1984’ün son günlerinde bazı muhalif Kıbrıslı Türk siyasetçilerle Kıbrıs’ın güneyinde Rum gazetecilerin düzenlediği bir toplantıda yaptığı konuşma, hem Kıbrıs Türk tarafındaki milliyetçi kesimlerde hem de Türkiye gazetelerinde şaşkınlık yarattı. Hitap ettiği Rum siyasetçi ve gazetecilere “Ben 1974’te size karşı savaştım, ama çocuklarımın sizin çocuklarınızla savaşmasını istemiyorum. Çocuklarımızın birer Kıbrıslı olarak yetişmesinden yanayım” şeklindeki cümleleri tepki çekti; 17 Ocak 1985’te yeniden başlayacak toplumlararası görüşmeler öncesi gündemin ilk maddesi haline geldi.
10 gün sonra 27 Ocak 1985’te Cumhuriyet gazetesinde “Kıbrıs’ın Geleceği ve Federasyonu Hazmetmek” başlığıyla yine dikkati çeken bir makalesi yayımlandı. Aynı yılın 9 Aralık günüyse Raif Denktaş adı Hürriyet ve Günaydın gazetelerinde beklenmedik bir şekilde yer aldı. MİT tarafından, o dönem yerleşen adıyla “Babalar Operasyonu” kapsamında sorgulanan organize suç örgütü lideri Behçet Cantürk, Avrupa’ya yapılan eroin sevkiyatında ortak çalıştıkları Raif adlı Kıbrıslı bir şahıstan söz etmişti. Basına yansıyan iddialar, bu kişinin Rauf Denktaş’ın oğlu Raif Denktaş olduğu yönündeydi. Raif Denktaş iddialara karşı yayımladığı açıklamasında şöyle diyecekti: “Büyük bir oyun oynandığını hissediyorum. Evim ve 2 eski arabamdan başka hiçbir maddi varlığım yoktur. Ama şerefli bir ismim, canımdan çok sevdiğim ailem, dostlarım ve bir görevim var. İfadeleri alanların, basına aktaranların kimler olduğu Türkiye Cumhuriyeti ilgili makamları tarafından iyice incelenmelidir. Türk yetkililerinden bu rezilliği ortaya çıkarmalarını beklemek, en doğal hakkımdır.”
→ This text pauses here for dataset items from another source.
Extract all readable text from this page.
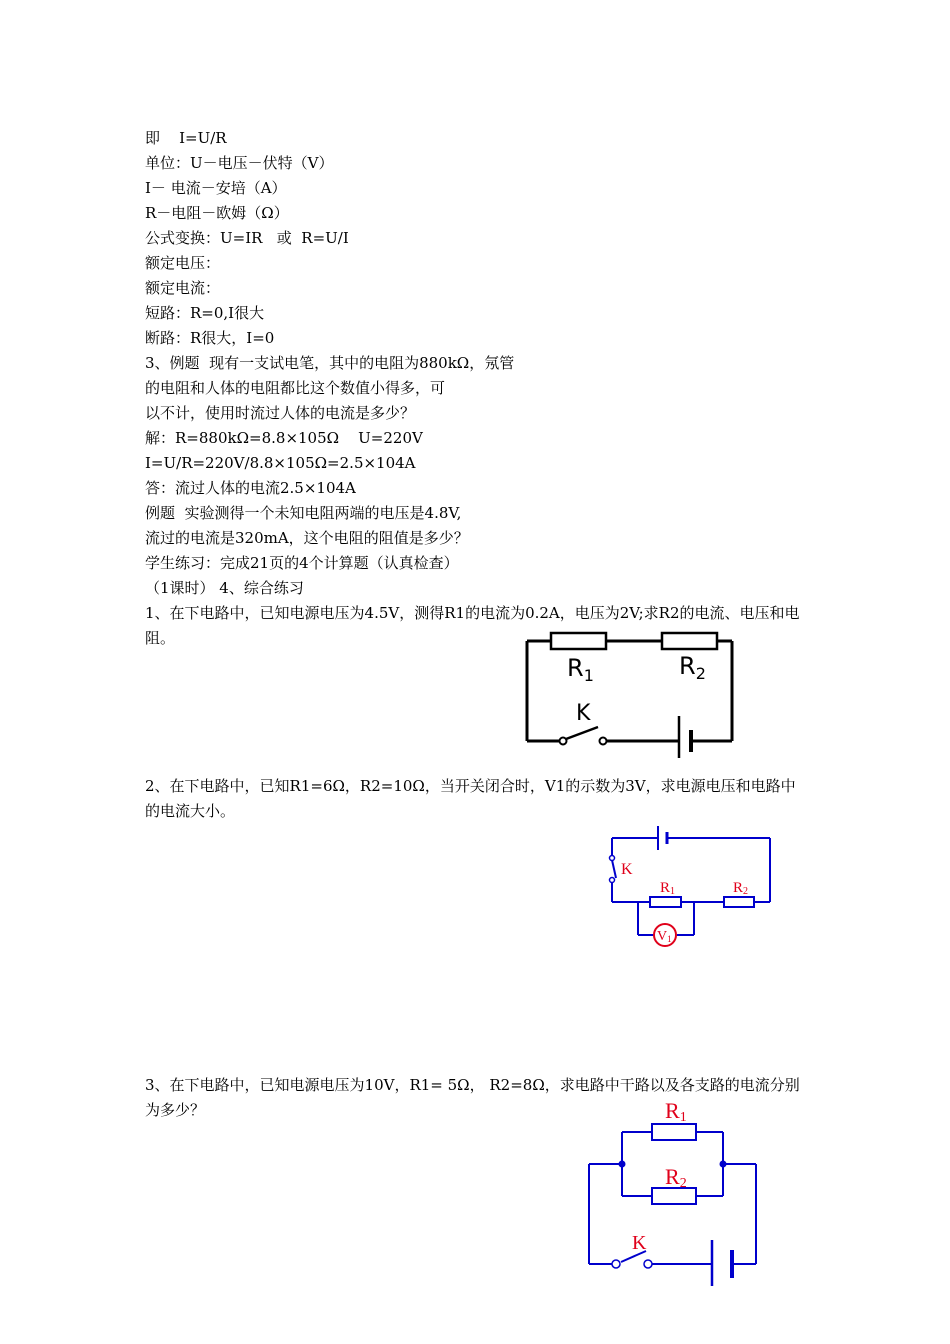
即    I=U/R
单位：U－电压－伏特（V）
I－ 电流－安培（A）
R－电阻－欧姆（Ω）
公式变换：U=IR   或  R=U/I
额定电压：
额定电流：
短路：R=0,I很大
断路：R很大，I=0
3、例题  现有一支试电笔，其中的电阻为880kΩ，氖管
的电阻和人体的电阻都比这个数值小得多，可
以不计，使用时流过人体的电流是多少？
解：R=880kΩ=8.8×105Ω    U=220V
I=U/R=220V/8.8×105Ω=2.5×104A
答：流过人体的电流2.5×104A
例题  实验测得一个未知电阻两端的电压是4.8V,
流过的电流是320mA，这个电阻的阻值是多少？
学生练习：完成21页的4个计算题（认真检查）
（1课时） 4、综合练习
1、在下电路中，已知电源电压为4.5V，测得R1的电流为0.2A，电压为2V;求R2的电流、电压和电阻。
2、在下电路中，已知R1=6Ω，R2=10Ω，当开关闭合时，V1的示数为3V，求电源电压和电路中的电流大小。
3、在下电路中，已知电源电压为10V，R1= 5Ω， R2=8Ω，求电路中干路以及各支路的电流分别为多少？
$R_1$	$R_2$
K
K
R1	R2
V1
R1
R2
K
İşin ilginç yanı, bu iddia hiçbir zaman soruşturma kapsamına alınmadı. Denktaş ailesinin açtığı dava sonucu, haberi yayımlayan gazeteler 50 bin lira tazminat ödemeye de mahkum edildi. Ancak Raif Denktaş mahkeme sonucunu öğrenemedi. 24 Aralık 1985 günü geçirdiği trafik kazasının ardından komadayken Ankara’ya nakledilecek, 2 gün sonra da 34 yaşında hayata veda edecekti. Otomobiliyle çarptığı aracın bir askerî kamyon olması kaza hakkında yıllar boyunca unutulmayacak bir şaibe oluşturacaktı. 19 yıl sonra 2004’te Türkiye’de yayımlanan Vatan gazetesiyle yaptığı söyleşide Rauf Denktaş, oğlunun istihbarat örgütü içerisindeki bir grup tarafından öldürüldüğünü ima edecekti.
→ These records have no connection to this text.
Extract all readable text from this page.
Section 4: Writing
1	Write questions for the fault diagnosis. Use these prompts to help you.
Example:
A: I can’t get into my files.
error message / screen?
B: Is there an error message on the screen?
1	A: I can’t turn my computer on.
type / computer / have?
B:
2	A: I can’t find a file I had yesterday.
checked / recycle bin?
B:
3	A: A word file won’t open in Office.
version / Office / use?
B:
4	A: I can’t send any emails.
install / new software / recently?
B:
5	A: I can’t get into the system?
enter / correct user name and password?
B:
Sıla 4’ün geride kalan üyeleri 2 yıl sonra 1987’de grup arkadaşlarını anmak için yıllar sonra ilk defa sahneye çıktılar. Raif Denktaş anısına yapılan konserler 1988 ve 89 yıllarında da tekrarlandı. Sonrası ise, yaklaşık 20 yıl sürecek bir suskunluk dönemiydi. Sıla 4 üyeleri 10 Mayıs 2007’de tekrar sahneye çıktıklarında, hiç beklemedikleri bir seyirciyle karşılaştılar. Şarkılara eşlik eden izleyicinin büyük kısmı, o şarkılar yapıldığında henüz doğmamış olan gençlerden oluşuyordu.